L'art de sublimer les coquillages : une créatrice ornaise réinvente la parure
Une artisane installée dans l'Orne a fait des coquillages sa matière première: elle les travaille pour en faire des bijoux à porter, selon un reportage d'Ouest-France paru le 20 août 2026.

Le titre du sujet résume bien l'intention — « Rendre les bijoux uniques » — et c'est précisément ce qui parle à celles et ceux qui transforment les chutes: prendre un fragment naturel et en faire une pièce qui n'existe qu'une fois.
La côte comme garde-manger à matière
L'article d'Ouest-France braque les projecteurs sur une créatrice qui voit dans les coquillages autre chose que des souvenirs de vacances. Sa démarche, telle que la présente le titre du reportage, consiste à transformer ces petits objets ramassés en bijoux. Pour nous qui coupons, coupons encore et jetons les chutes, c'est un rappel utile: la matière « gratuite » existe tout autour de nous, à condition d'y porter un autre regard.
Concrètement, un coquillage a tout pour plaire à des mains habituées au tissu. Il a une couleur souvent douce, nacrée ou mate. Il a un grain — lisse, strié, légèrement rugueux — qui rappelle celui d'une toile brute.

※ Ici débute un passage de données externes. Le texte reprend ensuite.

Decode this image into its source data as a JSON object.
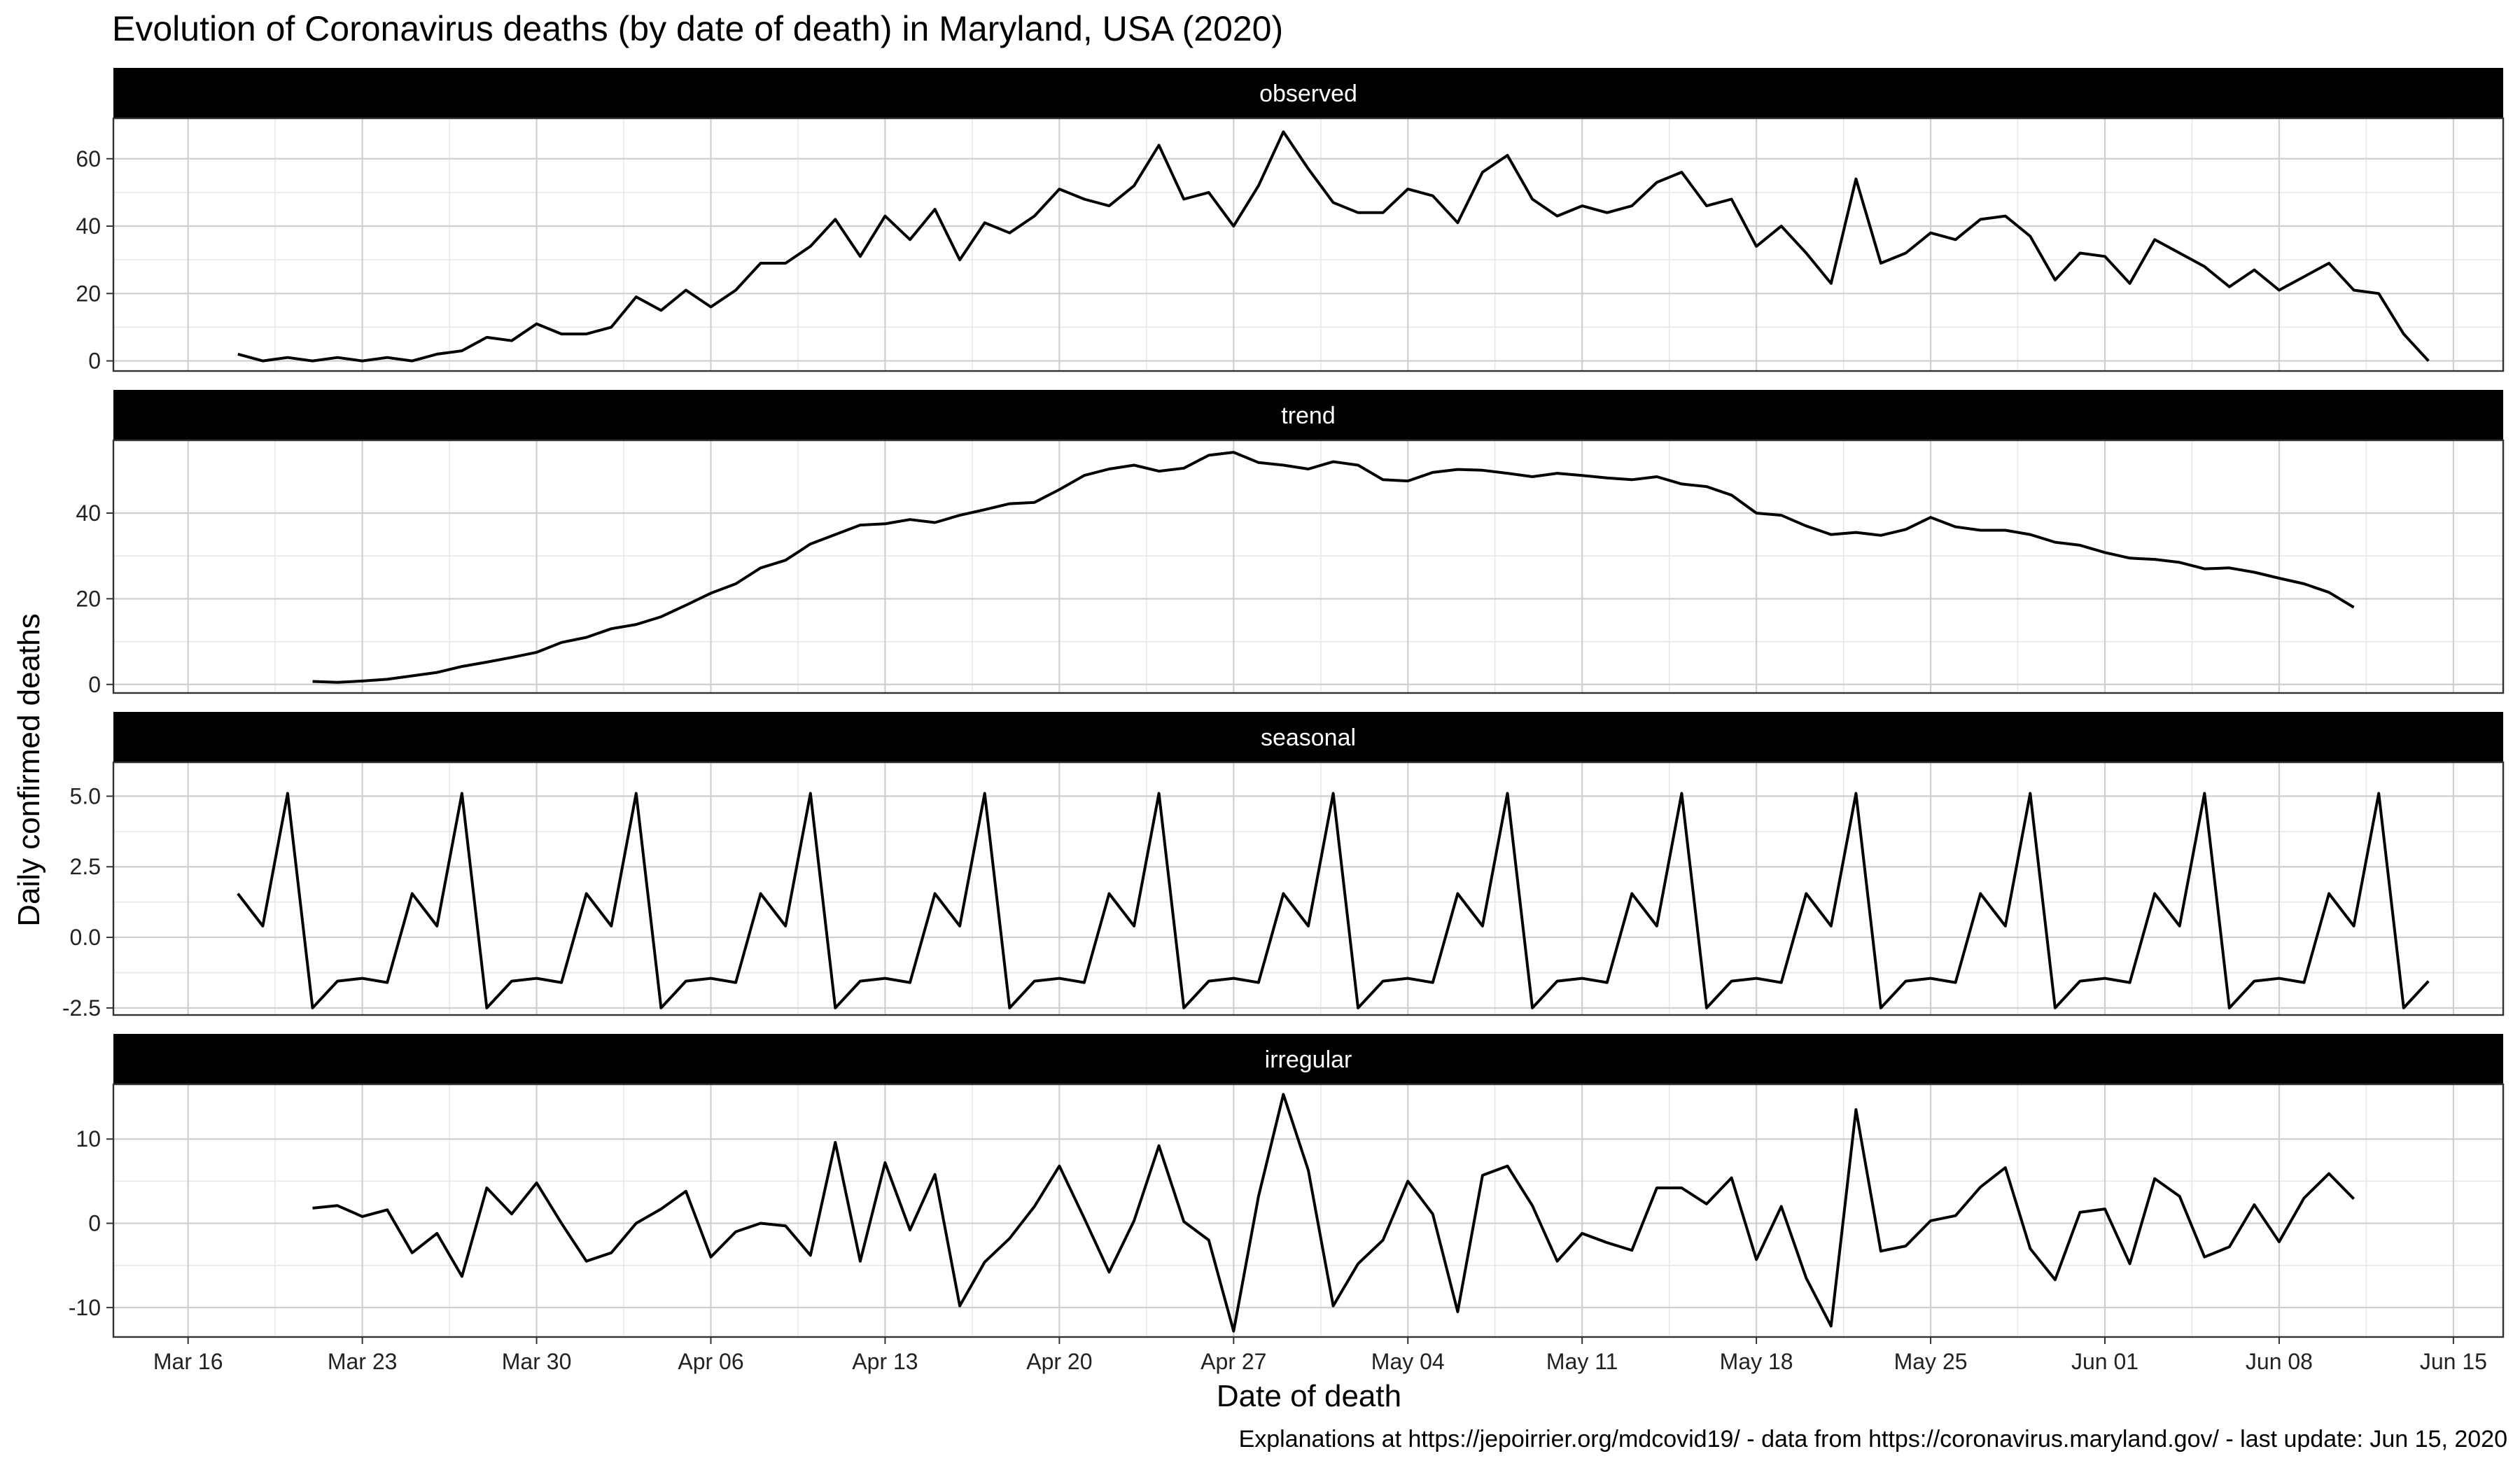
{
  "chart_data": {
    "type": "line",
    "title": "Evolution of Coronavirus deaths (by date of death) in Maryland, USA (2020)",
    "xlabel": "Date of death",
    "ylabel": "Daily confirmed deaths",
    "caption": "Explanations at https://jepoirrier.org/mdcovid19/ - data from https://coronavirus.maryland.gov/ - last update: Jun 15, 2020",
    "grid": true,
    "x_axis": {
      "range": [
        "2020-03-13",
        "2020-06-17"
      ],
      "ticks": [
        {
          "date": "2020-03-16",
          "label": "Mar 16"
        },
        {
          "date": "2020-03-23",
          "label": "Mar 23"
        },
        {
          "date": "2020-03-30",
          "label": "Mar 30"
        },
        {
          "date": "2020-04-06",
          "label": "Apr 06"
        },
        {
          "date": "2020-04-13",
          "label": "Apr 13"
        },
        {
          "date": "2020-04-20",
          "label": "Apr 20"
        },
        {
          "date": "2020-04-27",
          "label": "Apr 27"
        },
        {
          "date": "2020-05-04",
          "label": "May 04"
        },
        {
          "date": "2020-05-11",
          "label": "May 11"
        },
        {
          "date": "2020-05-18",
          "label": "May 18"
        },
        {
          "date": "2020-05-25",
          "label": "May 25"
        },
        {
          "date": "2020-06-01",
          "label": "Jun 01"
        },
        {
          "date": "2020-06-08",
          "label": "Jun 08"
        },
        {
          "date": "2020-06-15",
          "label": "Jun 15"
        }
      ]
    },
    "panels": [
      {
        "name": "observed",
        "start_date": "2020-03-18",
        "ylim": [
          -3,
          72
        ],
        "yticks": [
          0,
          20,
          40,
          60
        ],
        "ytick_labels": [
          "0",
          "20",
          "40",
          "60"
        ],
        "values": [
          2,
          0,
          1,
          0,
          1,
          0,
          1,
          0,
          2,
          3,
          7,
          6,
          11,
          8,
          8,
          10,
          19,
          15,
          21,
          16,
          21,
          29,
          29,
          34,
          42,
          31,
          43,
          36,
          45,
          30,
          41,
          38,
          43,
          51,
          48,
          46,
          52,
          64,
          48,
          50,
          40,
          52,
          68,
          57,
          47,
          44,
          44,
          51,
          49,
          41,
          56,
          61,
          48,
          43,
          46,
          44,
          46,
          53,
          56,
          46,
          48,
          34,
          40,
          32,
          23,
          54,
          29,
          32,
          38,
          36,
          42,
          43,
          37,
          24,
          32,
          31,
          23,
          36,
          32,
          28,
          22,
          27,
          21,
          25,
          29,
          21,
          20,
          8,
          0
        ]
      },
      {
        "name": "trend",
        "start_date": "2020-03-21",
        "ylim": [
          -2,
          57
        ],
        "yticks": [
          0,
          20,
          40
        ],
        "ytick_labels": [
          "0",
          "20",
          "40"
        ],
        "values": [
          0.7,
          0.5,
          0.8,
          1.2,
          2.0,
          2.8,
          4.2,
          5.2,
          6.3,
          7.5,
          9.8,
          11.0,
          13.0,
          14.0,
          15.8,
          18.5,
          21.3,
          23.5,
          27.2,
          29.0,
          32.8,
          35.0,
          37.2,
          37.5,
          38.5,
          37.8,
          39.5,
          40.8,
          42.2,
          42.5,
          45.5,
          48.8,
          50.3,
          51.2,
          49.8,
          50.5,
          53.5,
          54.2,
          51.8,
          51.2,
          50.3,
          52.0,
          51.2,
          47.8,
          47.5,
          49.5,
          50.2,
          50.0,
          49.3,
          48.5,
          49.3,
          48.8,
          48.2,
          47.8,
          48.5,
          46.8,
          46.2,
          44.2,
          40.0,
          39.5,
          37.0,
          35.0,
          35.5,
          34.8,
          36.2,
          39.0,
          36.8,
          36.0,
          36.0,
          35.0,
          33.2,
          32.5,
          30.8,
          29.5,
          29.2,
          28.5,
          27.0,
          27.2,
          26.2,
          24.8,
          23.5,
          21.5,
          18.0
        ]
      },
      {
        "name": "seasonal",
        "start_date": "2020-03-18",
        "ylim": [
          -2.75,
          6.2
        ],
        "yticks": [
          -2.5,
          0,
          2.5,
          5
        ],
        "ytick_labels": [
          "-2.5",
          "0.0",
          "2.5",
          "5.0"
        ],
        "values": [
          1.55,
          0.4,
          5.1,
          -2.5,
          -1.55,
          -1.45,
          -1.6,
          1.55,
          0.4,
          5.1,
          -2.5,
          -1.55,
          -1.45,
          -1.6,
          1.55,
          0.4,
          5.1,
          -2.5,
          -1.55,
          -1.45,
          -1.6,
          1.55,
          0.4,
          5.1,
          -2.5,
          -1.55,
          -1.45,
          -1.6,
          1.55,
          0.4,
          5.1,
          -2.5,
          -1.55,
          -1.45,
          -1.6,
          1.55,
          0.4,
          5.1,
          -2.5,
          -1.55,
          -1.45,
          -1.6,
          1.55,
          0.4,
          5.1,
          -2.5,
          -1.55,
          -1.45,
          -1.6,
          1.55,
          0.4,
          5.1,
          -2.5,
          -1.55,
          -1.45,
          -1.6,
          1.55,
          0.4,
          5.1,
          -2.5,
          -1.55,
          -1.45,
          -1.6,
          1.55,
          0.4,
          5.1,
          -2.5,
          -1.55,
          -1.45,
          -1.6,
          1.55,
          0.4,
          5.1,
          -2.5,
          -1.55,
          -1.45,
          -1.6,
          1.55,
          0.4,
          5.1,
          -2.5,
          -1.55,
          -1.45,
          -1.6,
          1.55,
          0.4,
          5.1,
          -2.5,
          -1.55
        ]
      },
      {
        "name": "irregular",
        "start_date": "2020-03-21",
        "ylim": [
          -13.5,
          16.5
        ],
        "yticks": [
          -10,
          0,
          10
        ],
        "ytick_labels": [
          "-10",
          "0",
          "10"
        ],
        "values": [
          1.8,
          2.1,
          0.8,
          1.6,
          -3.5,
          -1.2,
          -6.3,
          4.2,
          1.1,
          4.8,
          0.0,
          -4.5,
          -3.5,
          0.0,
          1.7,
          3.8,
          -4.0,
          -1.0,
          0.0,
          -0.3,
          -3.8,
          9.6,
          -4.5,
          7.2,
          -0.8,
          5.8,
          -9.8,
          -4.6,
          -1.8,
          2.0,
          6.8,
          0.6,
          -5.8,
          0.3,
          9.2,
          0.2,
          -2.0,
          -12.8,
          3.2,
          15.3,
          6.3,
          -9.8,
          -4.8,
          -2.0,
          5.0,
          1.1,
          -10.5,
          5.7,
          6.8,
          2.1,
          -4.5,
          -1.2,
          -2.3,
          -3.2,
          4.2,
          4.2,
          2.3,
          5.4,
          -4.3,
          2.0,
          -6.5,
          -12.2,
          13.5,
          -3.3,
          -2.7,
          0.3,
          0.9,
          4.3,
          6.6,
          -3.0,
          -6.7,
          1.3,
          1.7,
          -4.8,
          5.3,
          3.2,
          -4.0,
          -2.8,
          2.2,
          -2.2,
          3.0,
          5.9,
          2.9
        ]
      }
    ]
  }
}
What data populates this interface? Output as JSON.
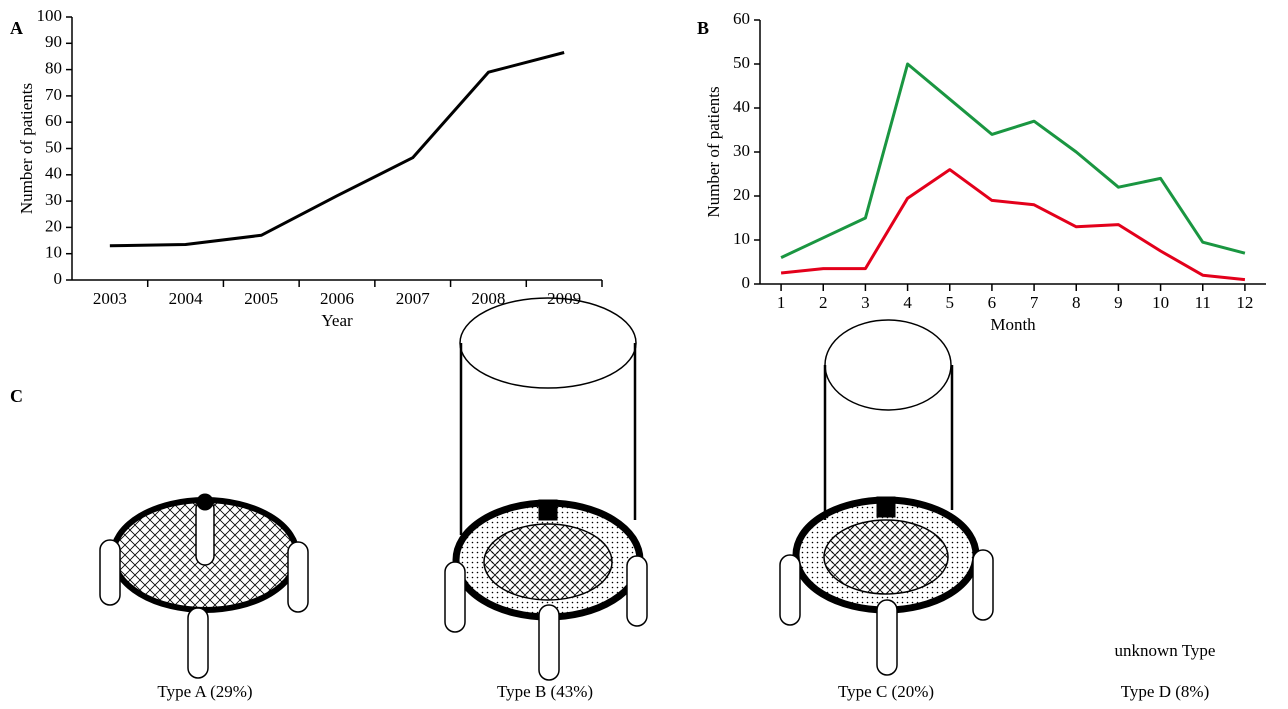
{
  "chart_data": [
    {
      "type": "line",
      "panel_label": "A",
      "x_label": "Year",
      "y_label": "Number of patients",
      "categories": [
        "2003",
        "2004",
        "2005",
        "2006",
        "2007",
        "2008",
        "2009"
      ],
      "series": [
        {
          "color": "#000000",
          "values": [
            13,
            13.5,
            17,
            32,
            46.5,
            79,
            86.5
          ]
        }
      ],
      "ylim": [
        0,
        100
      ],
      "yticks": [
        0,
        10,
        20,
        30,
        40,
        50,
        60,
        70,
        80,
        90,
        100
      ],
      "x_ticks_between": true
    },
    {
      "type": "line",
      "panel_label": "B",
      "x_label": "Month",
      "y_label": "Number of patients",
      "categories": [
        "1",
        "2",
        "3",
        "4",
        "5",
        "6",
        "7",
        "8",
        "9",
        "10",
        "11",
        "12"
      ],
      "series": [
        {
          "color": "#1a9641",
          "values": [
            6,
            10.5,
            15,
            50,
            42,
            34,
            37,
            30,
            22,
            24,
            9.5,
            7
          ]
        },
        {
          "color": "#e3001b",
          "values": [
            2.5,
            3.5,
            3.5,
            19.5,
            26,
            19,
            18,
            13,
            13.5,
            7.5,
            2,
            1
          ]
        }
      ],
      "ylim": [
        0,
        60
      ],
      "yticks": [
        0,
        10,
        20,
        30,
        40,
        50,
        60
      ],
      "x_ticks_between": false
    }
  ],
  "panel_c": {
    "panel_label": "C",
    "types": [
      "Type A (29%)",
      "Type B (43%)",
      "Type C (20%)",
      "Type D (8%)"
    ],
    "unknown_note": "unknown Type"
  }
}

Et surtout, il a déjà une forme pensée par la nature: un arrondi qui épousera le creux d'un décolleté, une spirale qui deviendra l'attache d'un pendentif, un aplat qui se posera sur une pochette.
Trois réflexes à emprunter à la couturière
Avant de vous lancer, reprenez les bons gestes du vêtement appliqués au bijou de coquillage.
1. Observer avant de toucher au geste. Comme on épingle un patron sur un tissu avant de couper, retournez le coquillage dans la lumière. Repérez l'endroit le plus résistant — la base, souvent —, la zone la plus fine — le bord, toujours fragile —, et la face qui sera visible une fois portée. Ce temps d'observation évite la casse au moment du perçage.
2. Préparer le support. Si vous voulez fixer un coquillage sur un support textile — un bandeau, un col, une pochette — faufilez d'abord à la main pour repérer le tombé, puis fixez solidement par quelques points serrés ou un point zigzag discret. Sur les matières fines, glissez une chute de thermocollant entre la coque et le tissu: cela évitera que le coquillage, en bougeant, ne casse les fibres.
3. Jouer la pièce unique. C'est tout l'esprit du reportage: pas de série, pas de symétrie parfaite. Deux coquillages semblables ne donneront jamais exactement le même bijou, parce que la nature ne duplique pas. Acceptez cette irrégularité comme on accepte qu'un ourlet à la main ne tombe jamais comme un ourlet à la machine — c'est ce qui signe la pièce.
Aller plus loin
Le sujet complet publié par Ouest-France n'est pas accessible dans son intégralité ici: nous n'en disposons que du titre et de la date de parution. Pour découvrir les coquillages qu'elle sélectionne, ses techniques de fixation, ou les éventuels points de vente en Orne, le mieux sera de lire l'article original. Mais l'intention, déjà, est une belle leçon: transformer ce que la nature donne, plutôt que ce que le commerce propose.